5. A compliance examination has been conducted by the FATF mission that visited China in September 2008 on the implementation of the new Rules for the whole financial sector, including the banking, insurance and securities institutions.

Preventive Measures – DNFBP

6. R.12, 16 and 24: The AML Joint-ministerial Conference held in November 2007 decided to implement AML/CFT measures in some of the DNFBPs. A work plan has been worked out in this regard; one or two sectors of DNFBPs would be covered in each year from then on. Initial progress has been made in the lottery sellers and real estate sector.

Others

7. SR.III: The LAC/NPC is currently studying the PBC’s proposal of setting up procedures or mechanism on freezing of funds used for terrorist financing.

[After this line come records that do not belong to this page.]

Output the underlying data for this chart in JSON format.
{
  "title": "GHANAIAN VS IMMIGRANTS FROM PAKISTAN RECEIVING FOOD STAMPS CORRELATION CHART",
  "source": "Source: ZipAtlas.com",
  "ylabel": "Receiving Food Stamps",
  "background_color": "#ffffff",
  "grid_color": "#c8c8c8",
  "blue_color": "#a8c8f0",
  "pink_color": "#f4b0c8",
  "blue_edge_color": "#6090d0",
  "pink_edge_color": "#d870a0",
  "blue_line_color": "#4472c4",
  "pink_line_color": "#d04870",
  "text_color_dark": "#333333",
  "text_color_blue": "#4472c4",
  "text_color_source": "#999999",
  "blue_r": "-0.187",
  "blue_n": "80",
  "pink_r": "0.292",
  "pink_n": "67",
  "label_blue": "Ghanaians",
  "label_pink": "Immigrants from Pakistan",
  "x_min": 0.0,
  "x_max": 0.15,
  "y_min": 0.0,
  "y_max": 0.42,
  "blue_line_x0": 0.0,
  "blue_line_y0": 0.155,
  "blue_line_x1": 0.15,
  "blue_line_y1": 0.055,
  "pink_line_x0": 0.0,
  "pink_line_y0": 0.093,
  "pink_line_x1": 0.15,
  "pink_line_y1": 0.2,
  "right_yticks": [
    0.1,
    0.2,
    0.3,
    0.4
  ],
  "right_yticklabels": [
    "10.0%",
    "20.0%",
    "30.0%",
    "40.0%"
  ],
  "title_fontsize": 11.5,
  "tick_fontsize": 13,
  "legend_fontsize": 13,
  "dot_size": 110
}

A workshop on this matter was held in October 2008, during which representatives from the LAC/NPC and some international organizations exchanged their opinions.

8. SR.IX: Consultation among the PBC, State Administration of Foreign Exchange (SAFE) and General Administration of Customs (GAC) concerning establishing a declaration/disclosure system for bearer negotiable instruments is still ongoing.

III. CONCLUSIONS

9. Since the mutual evaluation China has made significant progress on the main FATF Recommendations (but not all of the criteria of these Recommendations). In this regard, it seems relevant to consider withdrawing China from the enhanced follow-up process and ask China to present the next follow-up report to the 11th EAG Plenary meeting.